For those of you who have been waiting ever so patiently, I wanted to let you know that I have completed a primary companion to the Year of Good Questions for Grades 5-8 resource released this summer.
A Year of Good Questions for Grades 2-4 is the late primary version of this stand up calendar of problems — one for every day of the school year!
Like its intermediate counterpart, this compact but potent book comes with an easel so you can set it up on your desk and flip from one rich problem to the next, posing open-ended questions of your primary students.
Good Questions: A Year of Open-Ended Math Problems for Grades 2-4 is a problem-a-day resource that includes rich tasks ideal for grades 2, 3 and 4. Organized by topic and structured in problem sets of 5, this simple to use teacher resource includes 200 mathematically important questions to engage your students in deep thinking. For only $25, it’s a reasonably priced way to stimulate and promote mathematical conversation!
Operations, measurement, proportional thinking and patterns are featured in this calendar of problems.
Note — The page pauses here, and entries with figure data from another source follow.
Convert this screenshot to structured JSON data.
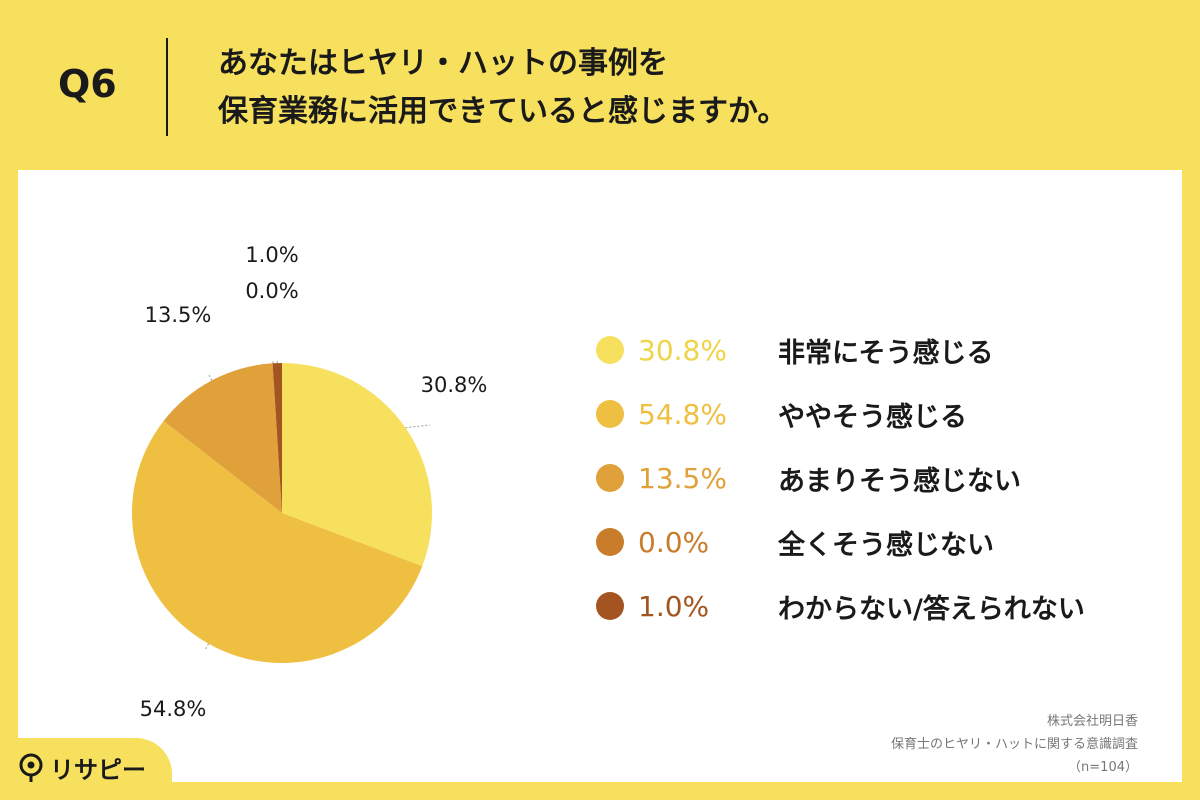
{
  "header": {
    "q_label": "Q6",
    "question_line1": "あなたはヒヤリ・ハットの事例を",
    "question_line2": "保育業務に活用できていると感じますか。"
  },
  "chart_data": {
    "type": "pie",
    "categories": [
      "非常にそう感じる",
      "ややそう感じる",
      "あまりそう感じない",
      "全くそう感じない",
      "わからない/答えられない"
    ],
    "values": [
      30.8,
      54.8,
      13.5,
      0.0,
      1.0
    ],
    "labels": [
      "30.8%",
      "54.8%",
      "13.5%",
      "0.0%",
      "1.0%"
    ],
    "colors": [
      "#f6e05e",
      "#efbf42",
      "#e0a13a",
      "#c97c2a",
      "#a35420"
    ],
    "legend_position": "right",
    "start": "top, clockwise"
  },
  "footer": {
    "line1": "株式会社明日香",
    "line2": "保育士のヒヤリ・ハットに関する意識調査",
    "line3": "（n=104）"
  },
  "brand": {
    "name": "リサピー",
    "icon": "pin-icon"
  }
}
Each one engages students in thinking flexibly, critically and creatively to solve tasks of varying complexity.
Let the fun begin!
Here’s a fun little game for primary classrooms… The Magic Squares game provides students with a total for each row and column, as well as a few key starting numbers. Use the magic wand to place the correct digits from the set of numbers at the bottom of the screen. Double click to grab and then place the correct numerals in the grid.
Each game sets a different total for the rows and columns, so students can choose a number that makes sense for them before beginning.
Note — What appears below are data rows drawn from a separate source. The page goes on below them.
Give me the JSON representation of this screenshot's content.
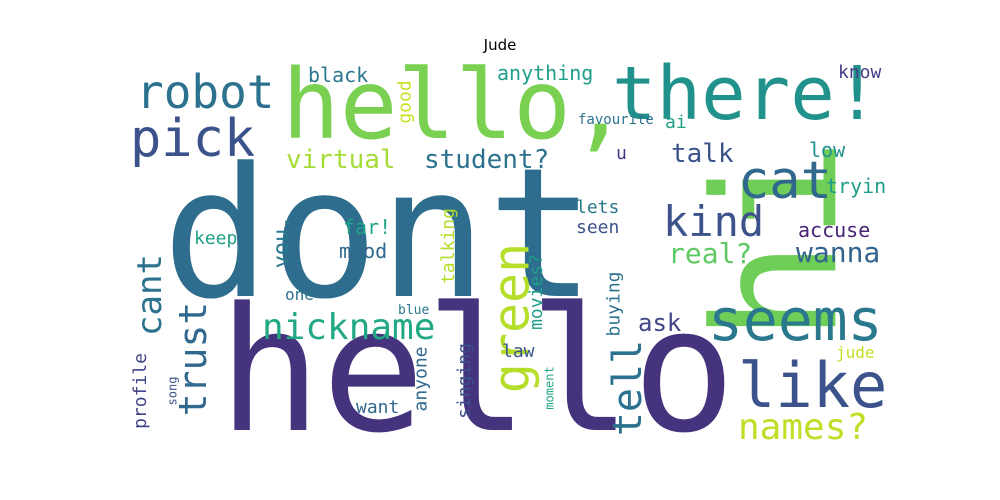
{
  "title": "Jude",
  "words": [
    {
      "text": "dont",
      "color": "#2f6d8e"
    },
    {
      "text": "hello",
      "color": "#46337e"
    },
    {
      "text": "hello,",
      "color": "#7ad151"
    },
    {
      "text": "there!",
      "color": "#21918c"
    },
    {
      "text": "hi",
      "color": "#6ece58"
    },
    {
      "text": "robot",
      "color": "#2c728e"
    },
    {
      "text": "pick",
      "color": "#3b528b"
    },
    {
      "text": "cat",
      "color": "#31688e"
    },
    {
      "text": "kind",
      "color": "#3b528b"
    },
    {
      "text": "seems",
      "color": "#2a788e"
    },
    {
      "text": "like",
      "color": "#3b528b"
    },
    {
      "text": "green",
      "color": "#b5de2b"
    },
    {
      "text": "nickname",
      "color": "#22a884"
    },
    {
      "text": "trust",
      "color": "#31688e"
    },
    {
      "text": "cant",
      "color": "#2c728e"
    },
    {
      "text": "names?",
      "color": "#bddf26"
    },
    {
      "text": "tell",
      "color": "#2c728e"
    },
    {
      "text": "wanna",
      "color": "#33638d"
    },
    {
      "text": "virtual",
      "color": "#a5db36"
    },
    {
      "text": "student?",
      "color": "#2c728e"
    },
    {
      "text": "talk",
      "color": "#3b528b"
    },
    {
      "text": "real?",
      "color": "#5ec962"
    },
    {
      "text": "you.",
      "color": "#2a788e"
    },
    {
      "text": "black",
      "color": "#2a788e"
    },
    {
      "text": "anything",
      "color": "#1f9e89"
    },
    {
      "text": "know",
      "color": "#433e85"
    },
    {
      "text": "good",
      "color": "#c8e020"
    },
    {
      "text": "ai",
      "color": "#1f9e89"
    },
    {
      "text": "favourite",
      "color": "#2c728e"
    },
    {
      "text": "u",
      "color": "#443983"
    },
    {
      "text": "low",
      "color": "#21918c"
    },
    {
      "text": "tryin",
      "color": "#1f9e89"
    },
    {
      "text": "accuse",
      "color": "#482475"
    },
    {
      "text": "lets",
      "color": "#2a788e"
    },
    {
      "text": "seen",
      "color": "#3b528b"
    },
    {
      "text": "far!",
      "color": "#20a486"
    },
    {
      "text": "mood",
      "color": "#31688e"
    },
    {
      "text": "keep",
      "color": "#1fa187"
    },
    {
      "text": "talking",
      "color": "#b5de2b"
    },
    {
      "text": "movies?",
      "color": "#1f9e89"
    },
    {
      "text": "buying",
      "color": "#2c728e"
    },
    {
      "text": "ask",
      "color": "#414487"
    },
    {
      "text": "one",
      "color": "#2c728e"
    },
    {
      "text": "blue",
      "color": "#2a788e"
    },
    {
      "text": "law",
      "color": "#39568c"
    },
    {
      "text": "jude",
      "color": "#c2df23"
    },
    {
      "text": "profile",
      "color": "#414487"
    },
    {
      "text": "song",
      "color": "#3b528b"
    },
    {
      "text": "anyone",
      "color": "#31688e"
    },
    {
      "text": "singing",
      "color": "#3b528b"
    },
    {
      "text": "want",
      "color": "#31688e"
    },
    {
      "text": "moment",
      "color": "#22a884"
    }
  ]
}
The challenge of finding a sum for 3 addends is a good one for late grade 1 (when the digits without images to accompany them make sense) through grades 3.
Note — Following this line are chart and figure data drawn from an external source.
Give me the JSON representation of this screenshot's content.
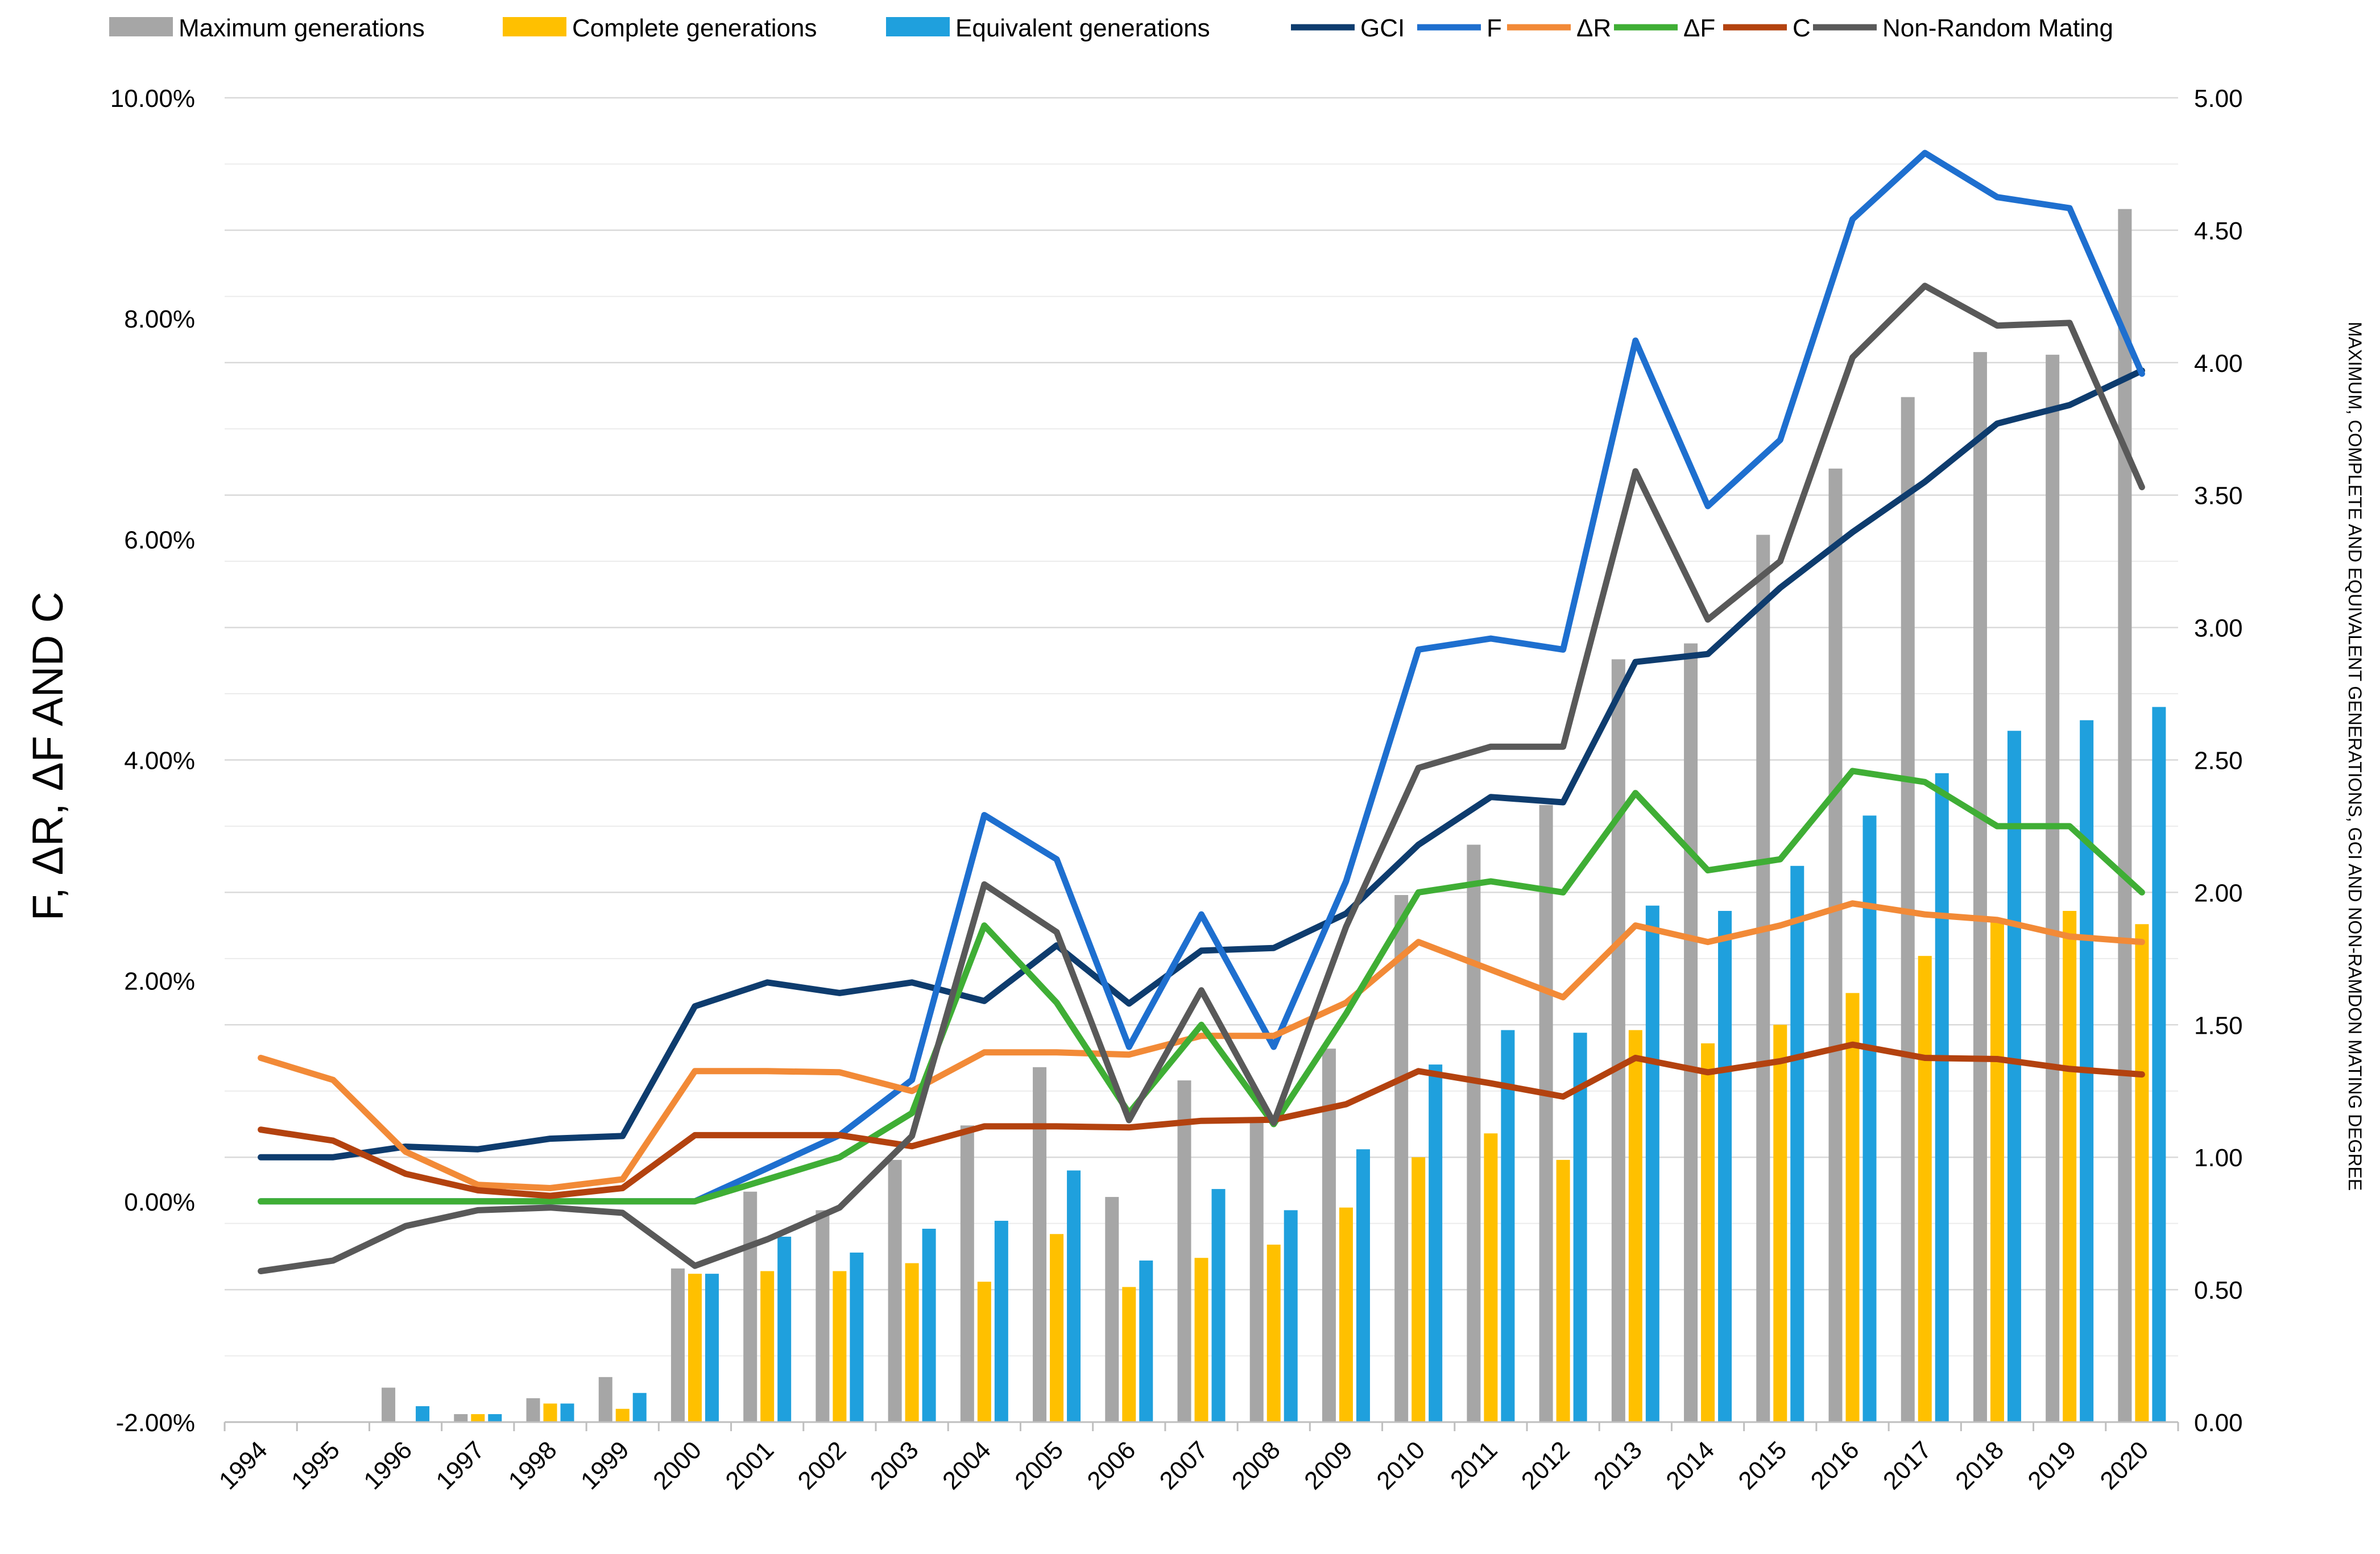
{
  "chart_data": {
    "type": "bar",
    "title": "",
    "xlabel": "",
    "ylabel_left": "F, ΔR, ΔF AND C",
    "ylabel_right": "MAXIMUM, COMPLETE AND EQUIVALENT GENERATIONS, GCI AND NON-RAMDON MATING DEGREE",
    "left_axis": {
      "min": -0.02,
      "max": 0.1,
      "step": 0.02,
      "format": "percent",
      "tick_labels": [
        "-2.00%",
        "0.00%",
        "2.00%",
        "4.00%",
        "6.00%",
        "8.00%",
        "10.00%"
      ]
    },
    "right_axis": {
      "min": 0,
      "max": 5,
      "step": 0.5,
      "tick_labels": [
        "0.00",
        "0.50",
        "1.00",
        "1.50",
        "2.00",
        "2.50",
        "3.00",
        "3.50",
        "4.00",
        "4.50",
        "5.00"
      ]
    },
    "categories": [
      "1994",
      "1995",
      "1996",
      "1997",
      "1998",
      "1999",
      "2000",
      "2001",
      "2002",
      "2003",
      "2004",
      "2005",
      "2006",
      "2007",
      "2008",
      "2009",
      "2010",
      "2011",
      "2012",
      "2013",
      "2014",
      "2015",
      "2016",
      "2017",
      "2018",
      "2019",
      "2020"
    ],
    "legend_position": "top",
    "bar_series": [
      {
        "name": "Maximum generations",
        "color": "#a6a6a6",
        "axis": "right",
        "values": [
          0,
          0,
          0.13,
          0.03,
          0.09,
          0.17,
          0.58,
          0.87,
          0.8,
          0.99,
          1.12,
          1.34,
          0.85,
          1.29,
          1.13,
          1.41,
          1.99,
          2.18,
          2.33,
          2.88,
          2.94,
          3.35,
          3.6,
          3.87,
          4.04,
          4.03,
          4.58
        ]
      },
      {
        "name": "Complete generations",
        "color": "#ffc000",
        "axis": "right",
        "values": [
          0,
          0,
          0,
          0.03,
          0.07,
          0.05,
          0.56,
          0.57,
          0.57,
          0.6,
          0.53,
          0.71,
          0.51,
          0.62,
          0.67,
          0.81,
          1.0,
          1.09,
          0.99,
          1.48,
          1.43,
          1.5,
          1.62,
          1.76,
          1.89,
          1.93,
          1.88
        ]
      },
      {
        "name": "Equivalent generations",
        "color": "#1fa0dd",
        "axis": "right",
        "values": [
          0,
          0,
          0.06,
          0.03,
          0.07,
          0.11,
          0.56,
          0.7,
          0.64,
          0.73,
          0.76,
          0.95,
          0.61,
          0.88,
          0.8,
          1.03,
          1.35,
          1.48,
          1.47,
          1.95,
          1.93,
          2.1,
          2.29,
          2.45,
          2.61,
          2.65,
          2.7
        ]
      }
    ],
    "line_series": [
      {
        "name": "GCI",
        "color": "#0e3c6e",
        "axis": "right",
        "values": [
          1.0,
          1.0,
          1.04,
          1.03,
          1.07,
          1.08,
          1.57,
          1.66,
          1.62,
          1.66,
          1.59,
          1.8,
          1.58,
          1.78,
          1.79,
          1.92,
          2.18,
          2.36,
          2.34,
          2.87,
          2.9,
          3.15,
          3.36,
          3.55,
          3.77,
          3.84,
          3.97
        ]
      },
      {
        "name": "F",
        "color": "#1e6fcf",
        "axis": "left",
        "values": [
          0,
          0,
          0,
          0,
          0,
          0,
          0,
          0.003,
          0.006,
          0.011,
          0.035,
          0.031,
          0.014,
          0.026,
          0.014,
          0.029,
          0.05,
          0.051,
          0.05,
          0.078,
          0.063,
          0.069,
          0.089,
          0.095,
          0.091,
          0.09,
          0.075
        ]
      },
      {
        "name": "ΔR",
        "color": "#f28a37",
        "axis": "left",
        "values": [
          0.013,
          0.011,
          0.0045,
          0.0015,
          0.0012,
          0.002,
          0.0118,
          0.0118,
          0.0117,
          0.01,
          0.0135,
          0.0135,
          0.0133,
          0.015,
          0.015,
          0.018,
          0.0235,
          0.021,
          0.0185,
          0.025,
          0.0235,
          0.025,
          0.027,
          0.026,
          0.0255,
          0.024,
          0.0235
        ]
      },
      {
        "name": "ΔF",
        "color": "#3fae35",
        "axis": "left",
        "values": [
          0,
          0,
          0,
          0,
          0,
          0,
          0,
          0.002,
          0.004,
          0.008,
          0.025,
          0.018,
          0.008,
          0.016,
          0.007,
          0.017,
          0.028,
          0.029,
          0.028,
          0.037,
          0.03,
          0.031,
          0.039,
          0.038,
          0.034,
          0.034,
          0.028
        ]
      },
      {
        "name": "C",
        "color": "#b3420f",
        "axis": "left",
        "values": [
          0.0065,
          0.0055,
          0.0025,
          0.001,
          0.0005,
          0.0012,
          0.006,
          0.006,
          0.006,
          0.005,
          0.0068,
          0.0068,
          0.0067,
          0.0073,
          0.0074,
          0.0088,
          0.0118,
          0.0107,
          0.0095,
          0.013,
          0.0117,
          0.0127,
          0.0142,
          0.013,
          0.0129,
          0.012,
          0.0115
        ]
      },
      {
        "name": "Non-Random Mating",
        "color": "#595959",
        "axis": "right",
        "values": [
          0.57,
          0.61,
          0.74,
          0.8,
          0.81,
          0.79,
          0.59,
          0.69,
          0.81,
          1.08,
          2.03,
          1.85,
          1.14,
          1.63,
          1.13,
          1.87,
          2.47,
          2.55,
          2.55,
          3.59,
          3.03,
          3.25,
          4.02,
          4.29,
          4.14,
          4.15,
          3.53
        ]
      }
    ],
    "legend": [
      "Maximum generations",
      "Complete generations",
      "Equivalent generations",
      "GCI",
      "F",
      "ΔR",
      "ΔF",
      "C",
      "Non-Random Mating"
    ]
  }
}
I came across an interesting game today in my perpetual on-line search for quality math games that promote thinking. It’s called Mission 211 – Mental Maths.
A video transmission from mission control’s Caleb explains the tasks at hand. You must answer mental math questions as quickly as you can in order to collect biofuel rods and foil the evil roboids..!! Best of all, Caleb provides strategies for solving the problems, if you need his help. The strategies include “counting on”, “breaking down numbers” and “rounding” – what we might call compensation or friendly numbers.
The music and the heartbeat in the background (yes, really!) create a sense of urgency, and encourage you to complete the questions as quickly as you can. If you need help, pressing the “HINT” button produces a mental math strategy to one side of the screen. It’s a super helpful scaffold, and one that helps to make the numbers meaningful. As you progress through the game, there are true or false multiplication and division questions as well – a nice blend of methods and ways of presenting content.
I like it!
Now – back to the game. I’ve got some evil roboids to destroy. 🙂
PS – Play the game in FULL SCREEN MODE to avoid silly advertising…
I was cruising around this morning and came across some of my favourite games for practicing mental math strategies. Check out this cool game called dinosaur dentist… It asks kids to find the double fact that matches the number of teeth in the dinosaur’s mouth, then to subtract one tooth (the black one) to find the doubles less one fact! The pain-free dino does a dance to celebrate afterwards. Very cute!
The next game is called Woodcards. It uses the idea of partitioning to help kids see how they can apply doubles strategies to much larger numbers. The cards with the digits printed on them slide apart to help students remember they are talking about tens and ones! It pairs the numbers with abacus sets to represent the values. This is a good game for late grade 2 or grade 3.
They are part of the most amazing and conceptually grounded sets of games for developing number and operational sense in primary students. They are really fun (yes, even for me!) and the graphics are great too. Check them all out at ICT Numeracy Games. Developed by James Barrett to match the very evolved British curriculum, they are focussed on mental math strategies and help target those ideas in early learners.